Aparte de los tres niños, Tony Domínguez era la persona más joven del asentamiento. También era uno de los seguidores más fervientes de Allison. El chico estaba locamente enamorado de ella, algo que Cam le había perdonado. Al menos Tony tenía buen gusto para las mujeres. El pobre chico no tenía a nadie de su edad hacia quien sentirse atraído, y su madre nunca le permitía unirse a las expediciones a Morristown, probablemente porque tenía miedo de que decidiera quedarse allí. Con una población de mil doscientas personas, Morristown era prácticamente una ciudad. También era un enclave religioso que actuaba a modo de escudo para Jefferson, atrayendo a la mayor parte de los viajeros a pesar del hecho de que el pequeño asentamiento era una de las fuentes de alimento más prósperas de la zona.
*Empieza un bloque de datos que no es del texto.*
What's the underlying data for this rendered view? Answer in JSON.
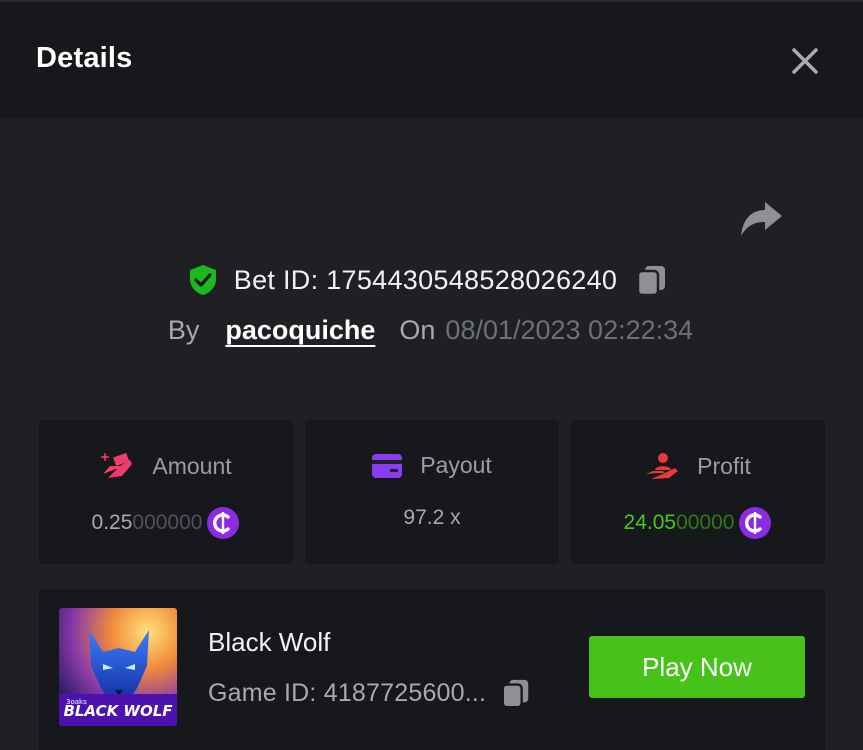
{
  "header": {
    "title": "Details",
    "close_icon": "close-icon"
  },
  "bet": {
    "id_label": "Bet ID: 1754430548528026240",
    "by_label": "By",
    "username": "pacoquiche",
    "on_label": "On",
    "datetime": "08/01/2023 02:22:34",
    "verified_icon": "shield-check-icon",
    "share_icon": "share-icon",
    "copy_icon": "copy-icon"
  },
  "stats": {
    "amount": {
      "label": "Amount",
      "value_main": "0.25",
      "value_trail": "000000",
      "icon": "money-hand-icon"
    },
    "payout": {
      "label": "Payout",
      "value": "97.2 x",
      "icon": "card-icon"
    },
    "profit": {
      "label": "Profit",
      "value_main": "24.05",
      "value_trail": "00000",
      "icon": "hand-user-icon"
    },
    "currency_icon": "coin-icon"
  },
  "game": {
    "name": "Black Wolf",
    "id_label": "Game ID: 4187725600...",
    "thumb_title": "BLACK WOLF",
    "thumb_small": "3oaks",
    "play_label": "Play Now"
  },
  "colors": {
    "background": "#1f2024",
    "panel": "#17181b",
    "green": "#46c21b",
    "coin": "#8b2be2",
    "pink": "#ef3c6b",
    "purple": "#8a3cf0",
    "red": "#e83a3a"
  }
}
—¡Se acerca alguien! —anunció Tony—. He escuchado ruidos cerca de las vallas.
—¿Estás en el punto de control número cinco? —preguntó Allison.
—Sí, señora.
Cam miró hacia el perímetro sur, impresionado por el hecho de que Tony no hubiera abandonado su puesto a pesar del ataque de las hormigas. Sabía de otros vigías que sí lo habían hecho. Y lo sabía porque él era uno de ellos.
El asentamiento mantenía a tres personas de guardia durante el día y a seis durante la noche. El mejor momento para viajar eran las horas nocturnas, cuando los insectos se aletargaban por el frío. Eso hacía más difícil detectar a la gente que se aproximaba, aunque habían rodeado el perímetro con una serie de anillos repletos de alambradas. En algunos puntos incluso había alambre de espino. La mayoría de aquellas «vallas» no eran más que quitamiedos, capós y tapacubos rescatados de los coches ruinosos de la autopista número 14, y que habían diseminado por el terreno para que hicieran de alarmas sonoras. En ocasiones eran atacados por bandidos, y vivían con la amenaza constante de que el ejército consiguiera averiguar dónde se escondía Ruth.